Mount Pirri isthmus rat
- Conservation status: Least Concern (IUCN 3.1)

Scientific classification
- Kingdom: Animalia
- Phylum: Chordata
- Class: Mammalia
- Order: Rodentia
- Family: Cricetidae
- Subfamily: Neotominae
- Genus: Isthmomys
- Species: I. pirrensis
- Binomial name: Isthmomys pirrensis (Goldman, 1912)

= Mount Pirri isthmus rat =

- Genus: Isthmomys
- Species: pirrensis
- Authority: (Goldman, 1912)
- Conservation status: LC

Species of rodent

The Mount Pirri isthmus rat (Isthmomys pirrensis) is a species of rodent in the family Cricetidae.

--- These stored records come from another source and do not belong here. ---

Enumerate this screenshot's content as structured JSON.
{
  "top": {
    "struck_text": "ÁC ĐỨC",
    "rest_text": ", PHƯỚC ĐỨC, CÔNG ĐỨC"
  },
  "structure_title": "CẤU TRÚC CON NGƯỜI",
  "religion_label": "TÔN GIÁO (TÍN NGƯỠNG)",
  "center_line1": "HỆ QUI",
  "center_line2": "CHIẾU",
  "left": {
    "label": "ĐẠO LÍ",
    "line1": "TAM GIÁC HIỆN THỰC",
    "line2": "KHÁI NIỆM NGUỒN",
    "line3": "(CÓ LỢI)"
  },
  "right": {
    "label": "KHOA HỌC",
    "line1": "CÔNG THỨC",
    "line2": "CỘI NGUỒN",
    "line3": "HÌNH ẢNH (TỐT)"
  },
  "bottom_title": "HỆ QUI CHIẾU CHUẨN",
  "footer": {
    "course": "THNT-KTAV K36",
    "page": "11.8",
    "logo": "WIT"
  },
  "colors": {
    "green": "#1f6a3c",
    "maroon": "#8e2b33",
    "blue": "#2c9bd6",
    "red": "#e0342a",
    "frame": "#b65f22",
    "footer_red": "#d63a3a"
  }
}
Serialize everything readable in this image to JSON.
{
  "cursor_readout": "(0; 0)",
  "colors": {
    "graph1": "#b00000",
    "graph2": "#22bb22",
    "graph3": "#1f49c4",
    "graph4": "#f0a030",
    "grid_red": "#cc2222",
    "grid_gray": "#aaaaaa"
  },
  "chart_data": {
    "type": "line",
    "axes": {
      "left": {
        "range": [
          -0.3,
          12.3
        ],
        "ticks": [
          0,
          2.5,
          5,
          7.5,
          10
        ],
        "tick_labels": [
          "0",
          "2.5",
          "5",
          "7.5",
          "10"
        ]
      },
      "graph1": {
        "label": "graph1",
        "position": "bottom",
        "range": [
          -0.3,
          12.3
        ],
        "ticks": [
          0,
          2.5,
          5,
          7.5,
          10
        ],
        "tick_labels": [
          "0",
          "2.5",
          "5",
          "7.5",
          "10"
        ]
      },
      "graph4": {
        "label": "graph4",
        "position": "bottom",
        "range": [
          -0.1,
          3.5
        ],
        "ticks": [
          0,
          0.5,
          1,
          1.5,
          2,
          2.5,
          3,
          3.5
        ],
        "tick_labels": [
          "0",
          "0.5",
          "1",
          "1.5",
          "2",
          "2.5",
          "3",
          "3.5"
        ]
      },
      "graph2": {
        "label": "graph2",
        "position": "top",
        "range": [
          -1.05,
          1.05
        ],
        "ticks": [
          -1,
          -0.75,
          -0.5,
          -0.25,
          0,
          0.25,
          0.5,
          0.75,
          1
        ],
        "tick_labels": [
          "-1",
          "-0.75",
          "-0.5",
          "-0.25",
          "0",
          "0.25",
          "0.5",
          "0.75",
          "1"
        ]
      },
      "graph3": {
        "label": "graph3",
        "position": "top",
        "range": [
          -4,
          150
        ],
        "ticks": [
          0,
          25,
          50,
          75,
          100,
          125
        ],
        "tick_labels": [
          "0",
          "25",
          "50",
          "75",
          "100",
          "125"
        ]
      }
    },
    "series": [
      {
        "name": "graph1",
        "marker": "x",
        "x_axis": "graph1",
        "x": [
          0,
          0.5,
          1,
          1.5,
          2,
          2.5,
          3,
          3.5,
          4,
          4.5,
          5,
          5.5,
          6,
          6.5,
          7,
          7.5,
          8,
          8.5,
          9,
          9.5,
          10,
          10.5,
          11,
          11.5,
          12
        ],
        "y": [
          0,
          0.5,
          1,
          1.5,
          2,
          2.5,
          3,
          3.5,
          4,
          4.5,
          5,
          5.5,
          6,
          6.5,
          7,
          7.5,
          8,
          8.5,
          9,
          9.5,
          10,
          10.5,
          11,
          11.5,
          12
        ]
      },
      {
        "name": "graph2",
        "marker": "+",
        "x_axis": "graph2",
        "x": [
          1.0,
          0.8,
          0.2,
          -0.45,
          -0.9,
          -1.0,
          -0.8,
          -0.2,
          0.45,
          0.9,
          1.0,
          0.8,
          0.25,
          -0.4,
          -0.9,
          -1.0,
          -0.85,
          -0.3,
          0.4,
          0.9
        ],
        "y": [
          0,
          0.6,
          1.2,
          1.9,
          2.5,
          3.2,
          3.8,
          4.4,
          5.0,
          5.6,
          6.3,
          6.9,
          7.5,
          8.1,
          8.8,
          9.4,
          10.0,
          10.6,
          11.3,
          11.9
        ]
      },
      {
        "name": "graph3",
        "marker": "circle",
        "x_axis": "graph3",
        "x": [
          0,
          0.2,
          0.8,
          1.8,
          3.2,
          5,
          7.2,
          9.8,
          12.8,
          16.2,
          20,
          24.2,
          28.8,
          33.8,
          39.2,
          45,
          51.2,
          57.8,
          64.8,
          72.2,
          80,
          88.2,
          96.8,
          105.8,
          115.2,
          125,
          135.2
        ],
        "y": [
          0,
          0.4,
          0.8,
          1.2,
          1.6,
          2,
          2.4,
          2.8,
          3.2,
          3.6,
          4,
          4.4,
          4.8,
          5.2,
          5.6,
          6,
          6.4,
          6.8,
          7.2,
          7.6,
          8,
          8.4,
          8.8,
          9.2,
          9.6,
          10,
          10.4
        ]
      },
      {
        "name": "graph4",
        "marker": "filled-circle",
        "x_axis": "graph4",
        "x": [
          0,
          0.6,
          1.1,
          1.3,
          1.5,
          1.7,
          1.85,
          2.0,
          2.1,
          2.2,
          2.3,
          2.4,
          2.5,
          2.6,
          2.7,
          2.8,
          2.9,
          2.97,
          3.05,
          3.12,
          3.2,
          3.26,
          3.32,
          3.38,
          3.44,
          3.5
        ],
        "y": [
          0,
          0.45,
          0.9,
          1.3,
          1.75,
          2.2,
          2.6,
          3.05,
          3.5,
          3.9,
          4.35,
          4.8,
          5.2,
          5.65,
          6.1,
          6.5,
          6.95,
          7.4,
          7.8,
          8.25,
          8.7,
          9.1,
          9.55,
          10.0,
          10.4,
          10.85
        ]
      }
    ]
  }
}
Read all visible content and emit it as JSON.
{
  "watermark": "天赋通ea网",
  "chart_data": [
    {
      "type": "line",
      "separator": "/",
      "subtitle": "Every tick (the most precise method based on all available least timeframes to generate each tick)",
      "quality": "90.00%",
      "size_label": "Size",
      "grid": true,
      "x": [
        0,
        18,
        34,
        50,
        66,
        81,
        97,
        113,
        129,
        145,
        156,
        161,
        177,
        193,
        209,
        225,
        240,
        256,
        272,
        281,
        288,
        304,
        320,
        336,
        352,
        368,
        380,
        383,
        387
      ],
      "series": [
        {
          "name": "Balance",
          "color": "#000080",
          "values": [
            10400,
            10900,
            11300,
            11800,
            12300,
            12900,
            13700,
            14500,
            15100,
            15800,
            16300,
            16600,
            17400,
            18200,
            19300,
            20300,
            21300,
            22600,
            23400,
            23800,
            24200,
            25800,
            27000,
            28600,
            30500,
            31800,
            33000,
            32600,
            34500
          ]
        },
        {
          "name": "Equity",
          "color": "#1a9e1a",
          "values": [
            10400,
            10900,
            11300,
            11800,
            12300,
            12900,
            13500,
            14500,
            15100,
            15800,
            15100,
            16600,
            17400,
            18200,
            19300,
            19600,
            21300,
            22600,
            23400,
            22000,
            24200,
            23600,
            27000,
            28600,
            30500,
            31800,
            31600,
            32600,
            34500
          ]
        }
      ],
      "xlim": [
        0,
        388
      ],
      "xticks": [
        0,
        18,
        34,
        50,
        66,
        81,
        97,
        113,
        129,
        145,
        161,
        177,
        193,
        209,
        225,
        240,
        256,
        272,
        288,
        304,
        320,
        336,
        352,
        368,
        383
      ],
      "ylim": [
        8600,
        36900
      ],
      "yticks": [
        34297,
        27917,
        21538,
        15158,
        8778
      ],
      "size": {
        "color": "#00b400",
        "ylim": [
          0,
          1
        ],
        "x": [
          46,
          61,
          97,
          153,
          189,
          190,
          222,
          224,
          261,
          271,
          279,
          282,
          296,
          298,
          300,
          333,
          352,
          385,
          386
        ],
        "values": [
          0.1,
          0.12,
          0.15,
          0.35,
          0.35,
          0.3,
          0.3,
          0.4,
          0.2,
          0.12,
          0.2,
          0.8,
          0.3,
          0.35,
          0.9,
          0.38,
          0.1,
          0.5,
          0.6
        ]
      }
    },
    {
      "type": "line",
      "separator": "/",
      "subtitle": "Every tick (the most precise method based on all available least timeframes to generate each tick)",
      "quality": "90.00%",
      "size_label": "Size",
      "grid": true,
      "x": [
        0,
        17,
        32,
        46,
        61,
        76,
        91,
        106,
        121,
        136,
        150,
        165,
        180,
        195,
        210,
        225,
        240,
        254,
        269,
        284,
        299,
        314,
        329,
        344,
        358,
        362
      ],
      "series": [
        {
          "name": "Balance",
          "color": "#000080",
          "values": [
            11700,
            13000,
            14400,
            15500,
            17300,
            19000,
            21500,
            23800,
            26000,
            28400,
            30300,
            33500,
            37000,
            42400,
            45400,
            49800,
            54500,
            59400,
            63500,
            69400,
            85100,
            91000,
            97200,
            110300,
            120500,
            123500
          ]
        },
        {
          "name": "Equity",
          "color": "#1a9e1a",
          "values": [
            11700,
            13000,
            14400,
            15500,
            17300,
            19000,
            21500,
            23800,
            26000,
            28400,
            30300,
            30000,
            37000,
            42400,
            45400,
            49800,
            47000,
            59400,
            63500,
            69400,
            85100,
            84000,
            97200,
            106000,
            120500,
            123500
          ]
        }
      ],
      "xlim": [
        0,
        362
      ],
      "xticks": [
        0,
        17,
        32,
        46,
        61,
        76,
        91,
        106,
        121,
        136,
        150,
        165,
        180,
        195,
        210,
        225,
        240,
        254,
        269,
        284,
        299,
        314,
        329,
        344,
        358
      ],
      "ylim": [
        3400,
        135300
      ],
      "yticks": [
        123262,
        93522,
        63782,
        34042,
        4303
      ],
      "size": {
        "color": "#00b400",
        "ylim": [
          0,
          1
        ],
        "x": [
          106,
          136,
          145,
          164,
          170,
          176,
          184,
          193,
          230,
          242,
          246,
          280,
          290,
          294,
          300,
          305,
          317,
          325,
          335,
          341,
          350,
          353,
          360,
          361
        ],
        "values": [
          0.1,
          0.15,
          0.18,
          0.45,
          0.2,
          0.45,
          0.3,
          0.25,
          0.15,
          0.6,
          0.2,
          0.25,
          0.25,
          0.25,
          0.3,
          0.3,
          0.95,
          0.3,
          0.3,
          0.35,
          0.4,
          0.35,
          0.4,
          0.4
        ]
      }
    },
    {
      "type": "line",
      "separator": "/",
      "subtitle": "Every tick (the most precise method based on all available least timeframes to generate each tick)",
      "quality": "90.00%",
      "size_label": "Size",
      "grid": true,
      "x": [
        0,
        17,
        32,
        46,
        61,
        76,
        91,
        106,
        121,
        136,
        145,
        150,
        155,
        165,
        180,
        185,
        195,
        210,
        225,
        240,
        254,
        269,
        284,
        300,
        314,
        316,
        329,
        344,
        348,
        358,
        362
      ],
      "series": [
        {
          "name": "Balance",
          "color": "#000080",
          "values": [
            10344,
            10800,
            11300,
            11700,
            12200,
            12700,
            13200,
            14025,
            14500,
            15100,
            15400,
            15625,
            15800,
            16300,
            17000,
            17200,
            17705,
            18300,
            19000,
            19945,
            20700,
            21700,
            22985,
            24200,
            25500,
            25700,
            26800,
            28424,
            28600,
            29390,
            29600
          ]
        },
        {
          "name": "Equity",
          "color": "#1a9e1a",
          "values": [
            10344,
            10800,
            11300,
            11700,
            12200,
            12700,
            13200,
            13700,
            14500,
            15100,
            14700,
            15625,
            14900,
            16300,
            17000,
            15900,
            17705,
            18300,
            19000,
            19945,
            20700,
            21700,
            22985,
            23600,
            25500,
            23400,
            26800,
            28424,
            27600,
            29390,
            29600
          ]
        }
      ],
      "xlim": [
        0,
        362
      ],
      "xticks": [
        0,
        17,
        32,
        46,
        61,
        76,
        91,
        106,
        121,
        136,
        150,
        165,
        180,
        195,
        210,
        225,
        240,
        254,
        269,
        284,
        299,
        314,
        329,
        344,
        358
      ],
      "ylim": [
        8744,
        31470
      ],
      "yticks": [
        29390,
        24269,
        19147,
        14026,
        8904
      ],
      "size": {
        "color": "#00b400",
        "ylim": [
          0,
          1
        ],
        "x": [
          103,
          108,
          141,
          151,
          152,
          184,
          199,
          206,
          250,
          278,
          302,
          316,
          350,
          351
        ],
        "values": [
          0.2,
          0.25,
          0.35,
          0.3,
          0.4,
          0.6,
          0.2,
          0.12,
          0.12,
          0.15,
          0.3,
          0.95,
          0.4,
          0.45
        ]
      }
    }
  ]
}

Its natural habitat is subtropical or tropical moist lowland forests. It is found only in Panama. At the time of its discovery, it was considered as the "most common rat of southeastern Panama". Found only in the eastern region of Darien, I. pirrensis appears to be a relict species confined to the Panamanian side of the Serrania del Darien. Its occurrence on the Colombian side of the Serrania has been suggested without documentation of specimens.

Although neotomine-peromyscine rodents have historically been the subject of systematic research, studies involving Isthmomys have generally excluded I. flavidus due to its rarity in museum collections and the unavailability of tissue samples for molecular analysis. In addition, morphological and physiological studies involving I. flavidus used specimens from the Cerro Hoya locality which was originally proposed as a geographic race of I. pirrensis.